De rechtbank vindt de verklaring van verdachte ongeloofwaardig. Die is ten eerste zeer algemeen van aard en nauwelijks tot niet verifieerbaar. In de administratie van [naam bedrijf BV 1] is geen onderbouwing aangetroffen dat er daadwerkelijk werkzaamheden voor de bedrijven van [persoon 2] zijn verricht. Dit blijkt ook niet uit de later aangeleverde e-mails door de verdediging en het is onduidelijk gebleven met welke facturen die e-mails zouden moeten corresponderen. Volgens verdachte heeft [naam bedrijf BV 1] overigens voornamelijk software voor de vennootschappen van [persoon 2] ontwikkeld, maar ook deze verklaring is niet nader onderbouwd met enig concreet product van de hand van [naam bedrijf BV 1] of communicatie daarover. De verklaring dat [naam bedrijf BV 1] voor alle niet geconcretiseerde werkzaamheden een lump sum van in totaal duizenden euro’s zou hebben ontvangen, vindt de rechtbank dan ook ongeloofwaardig.

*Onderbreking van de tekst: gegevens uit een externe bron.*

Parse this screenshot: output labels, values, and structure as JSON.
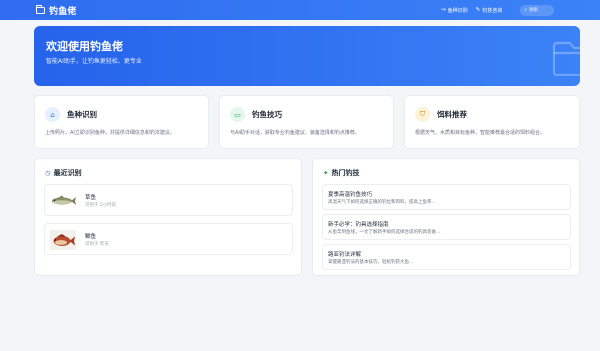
{
  "topbar": {
    "brand": "钓鱼佬",
    "nav": [
      {
        "label": "鱼种识别",
        "icon": "fish-icon"
      },
      {
        "label": "钓技咨询",
        "icon": "pen-icon"
      }
    ],
    "search_label": "搜索"
  },
  "hero": {
    "title": "欢迎使用钓鱼佬",
    "subtitle": "智能AI助手，让钓鱼更轻松、更专业"
  },
  "features": [
    {
      "title": "鱼种识别",
      "desc": "上传照片，AI立即识别鱼种，并提供详细信息和钓法建议。",
      "icon": "home-icon",
      "color": "#2f6cf0",
      "bg": "#e6efff"
    },
    {
      "title": "钓鱼技巧",
      "desc": "与AI助手对话，获取专业钓鱼建议、装备选择和钓点推荐。",
      "icon": "chat-icon",
      "color": "#16a34a",
      "bg": "#e3f7ea"
    },
    {
      "title": "饵料推荐",
      "desc": "根据天气、水质和目标鱼种，智能推荐最合适的饵料组合。",
      "icon": "shield-icon",
      "color": "#d97706",
      "bg": "#fdf3d7"
    }
  ],
  "recent": {
    "title": "最近识别",
    "icon": "clock-icon",
    "items": [
      {
        "name": "草鱼",
        "time": "识别于 2小时前"
      },
      {
        "name": "鲫鱼",
        "time": "识别于 昨天"
      }
    ]
  },
  "tips": {
    "title": "热门钓技",
    "icon": "sparkle-icon",
    "items": [
      {
        "title": "夏季高温钓鱼技巧",
        "desc": "高温天气下如何选择正确的钓位和饵料，提高上鱼率..."
      },
      {
        "title": "新手必学：钓具选择指南",
        "desc": "从鱼竿到鱼线，一文了解新手如何选择合适的钓具装备..."
      },
      {
        "title": "路亚钓法详解",
        "desc": "掌握路亚钓法的基本技巧，轻松钓获大鱼..."
      }
    ]
  },
  "colors": {
    "primary": "#2f6cf0",
    "feature_green": "#16a34a",
    "feature_orange": "#d97706"
  }
}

Bovendien verhoudt die beweerdelijke betalingsafspraak zich ook niet met de wijze waarop er is gefactureerd. Er is niet met een vaste frequentie een bepaald bedrag in rekening gebracht. Integendeel, er is onregelmatig gefactureerd – zo worden er op dezelfde dag twee verschillende facturen verzonden voor advieswerkzaamheden in hetzelfde kwartaal – en de bedragen lopen uiteen. Ook de gefactureerde vergoeding voor “Marktonderzoek en advies project [naam project]”, past niet bij een lump sum waar verdachte het mee moest doen ongeacht welk en hoeveelheid werk. Veeleer lijkt het erop dat de facturen zijn verstuurd wanneer [naam bedrijf BV 1] geld nodig had, nu die vaak kort daarop zijn betaald. Op grond van het voorgaande stelt de rechtbank vast dat de in de facturen
a tot en met fomschreven werkzaamheden niet door [naam bedrijf BV 1] zijn verricht en dat die facturen dus valselijk zijn opgemaakt.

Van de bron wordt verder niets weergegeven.